The appointment of Danforth, a moderate conservative with a reputation as a principled politician, appeared calculated as a way to answer the growing criticism from Republicans in Congress who have called for Reno's resignation over the Waco debacle.
``He's her choice, and it is virtually a done deal,'' one official said, adding that Reno's announcement could come later on Wednesday.
The investigation will focus on the recent discovery that FBI agents fired potentially flammable tear gas canisters at a concrete bunker hours before the compound went up in flames, killing cult leader David Koresh and about 80 followers.

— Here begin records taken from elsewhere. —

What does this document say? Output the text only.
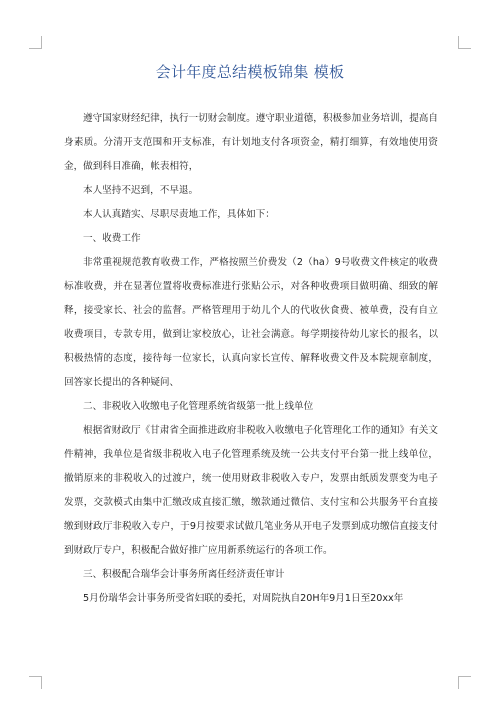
会计年度总结模板锦集 模板

遵守国家财经纪律，执行一切财会制度。遵守职业道德，积极参加业务培训，提高自身素质。分清开支范围和开支标准，有计划地支付各项资金，精打细算，有效地使用资金，做到科目准确，帐表相符，

本人坚持不迟到，不早退。

本人认真踏实、尽职尽责地工作，具体如下：

一、收费工作

非常重视规范教育收费工作，严格按照兰价费发（2（ha）9号收费文件核定的收费标准收费，并在显著位置将收费标准进行张贴公示，对各种收费项目做明确、细致的解释，接受家长、社会的监督。严格管理用于幼儿个人的代收伙食费、被单费，没有自立收费项目，专款专用，做到让家校放心，让社会满意。每学期接待幼儿家长的报名，以积极热情的态度，接待每一位家长，认真向家长宣传、解释收费文件及本院规章制度，回答家长提出的各种疑问、

二、非税收入收缴电子化管理系统省级第一批上线单位

根据省财政厅《甘肃省全面推进政府非税收入收缴电子化管理化工作的通知》有关文件精神，我单位是省级非税收入电子化管理系统及统一公共支付平台第一批上线单位，撤销原来的非税收入的过渡户，统一使用财政非税收入专户，发票由纸质发票变为电子发票，交款模式由集中汇缴改成直接汇缴，缴款通过微信、支付宝和公共服务平台直接缴到财政厅非税收入专户，于9月按要求试做几笔业务从开电子发票到成功缴信直接支付到财政厅专户，积极配合做好推广应用新系统运行的各项工作。

三、积极配合瑞华会计事务所离任经济责任审计

5月份瑞华会计事务所受省妇联的委托，对周院执自20H年9月1日至20xx年
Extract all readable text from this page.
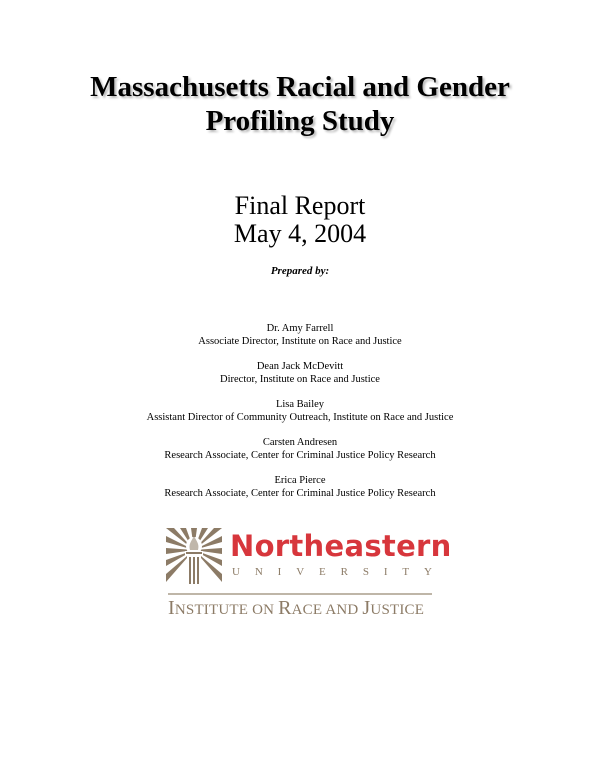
Massachusetts Racial and Gender
Profiling Study
Final Report
May 4, 2004
Prepared by:
Dr. Amy Farrell
Associate Director, Institute on Race and Justice
Dean Jack McDevitt
Director, Institute on Race and Justice
Lisa Bailey
Assistant Director of Community Outreach, Institute on Race and Justice
Carsten Andresen
Research Associate, Center for Criminal Justice Policy Research
Erica Pierce
Research Associate, Center for Criminal Justice Policy Research
Northeastern
U N I V E R S I T Y
INSTITUTE ON RACE AND JUSTICE
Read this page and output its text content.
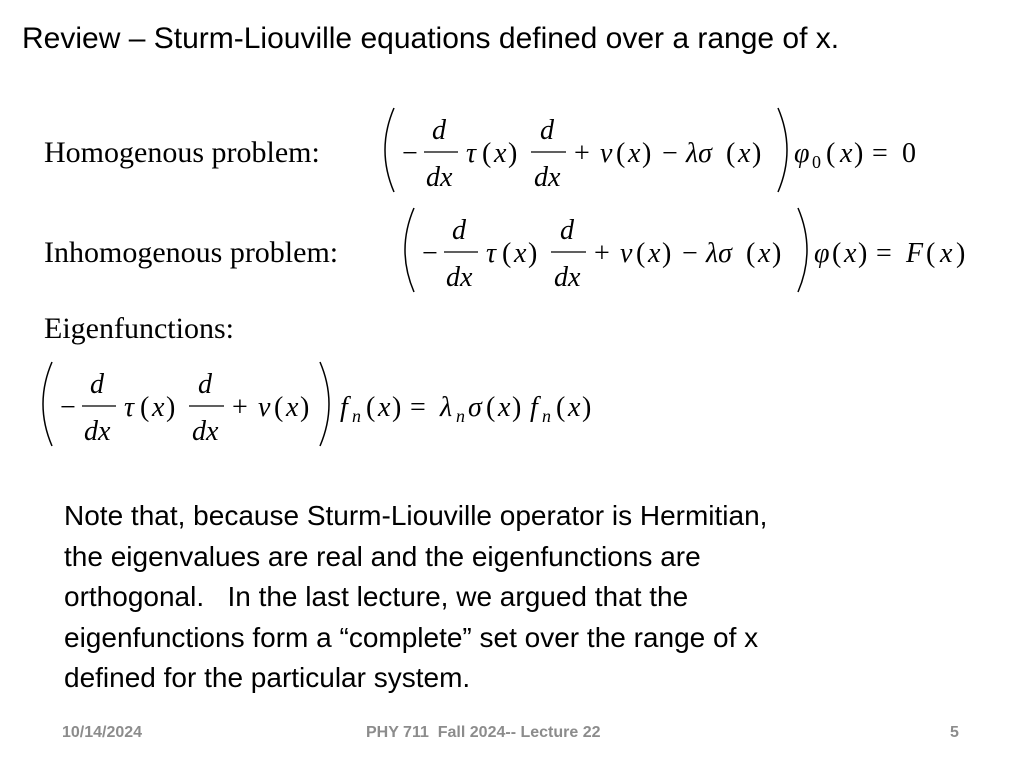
Review – Sturm-Liouville equations defined over a range of x.
Homogenous problem:	−
d
dx
τ ( x )
d
dx
+ v ( x ) − λσ ( x ) φ 0 ( x ) = 0
Inhomogenous problem:	−
d
dx
τ ( x )
d
dx
+ v ( x ) − λσ ( x ) φ ( x ) = F ( x )
Eigenfunctions:
−
d
dx
τ ( x )
d
dx
+ v ( x ) f n ( x ) = λ n σ ( x ) f n ( x )

Note that, because Sturm-Liouville operator is Hermitian,

the eigenvalues are real and the eigenfunctions are

orthogonal.   In the last lecture, we argued that the

eigenfunctions form a “complete” set over the range of x

defined for the particular system.

10/14/2024	PHY 711  Fall 2024-- Lecture 22	5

The disclosure did not change Reno's long-held position that the evidence overwhelming showed the members of the religious sect, and not the FBI, were responsible for setting the fires that engulfed the compound.
The recent revelations about the potentially incendiary devices hurt the credibility of Reno and the FBI and raised questions about why it took six years to find the evidence and whether it was overlooked or covered up.
Danforth, an Episcopal priest who served in the U.S. Senate from 1977 until 1995 and who previously had been Missouri's attorney general for eight years, will be given a mandate by Reno to get to the bottom of what happened at Waco.
Danforth practices law at a firm in St. Louis.
Danforth was known as Justice Clarence Thomas's sponsor and chief Senate defender during Thomas's bruising Supreme Court confirmation battle in 1991.
Thomas, who worked for Danforth when he was state attorney general and when he was a senator, ran into trouble in the Senate after he was accused of sexually harassing a female aide, Anita Hill, in the early 1980s.
Danforth, the heir to the Ralston Purina Co. fortune, was among the wealthiest and most patrician members of the Senate.
After graduating from Princeton University, he received law and divinity degrees at Yale University and then joined a Wall Street law firm before seeking his first elective office as Missouri attorney general in 1968.
An influential moderate in the Senate, Danforth typically adopted conservative positions on economic issues, but was progressive on many social issues, such as civil rights.
Besides the investigation to be done by Danforth, Sen. Orrin Hatch, the judiciary committee chairman and a Republican presidential candidate, has said he plans to hold hearings on the Waco revelations.
The House Government Reform Committee, chaired by Representative Dan Burton, a Republican from Indiana and a longtime Reno critic, also has begun a separate investigation.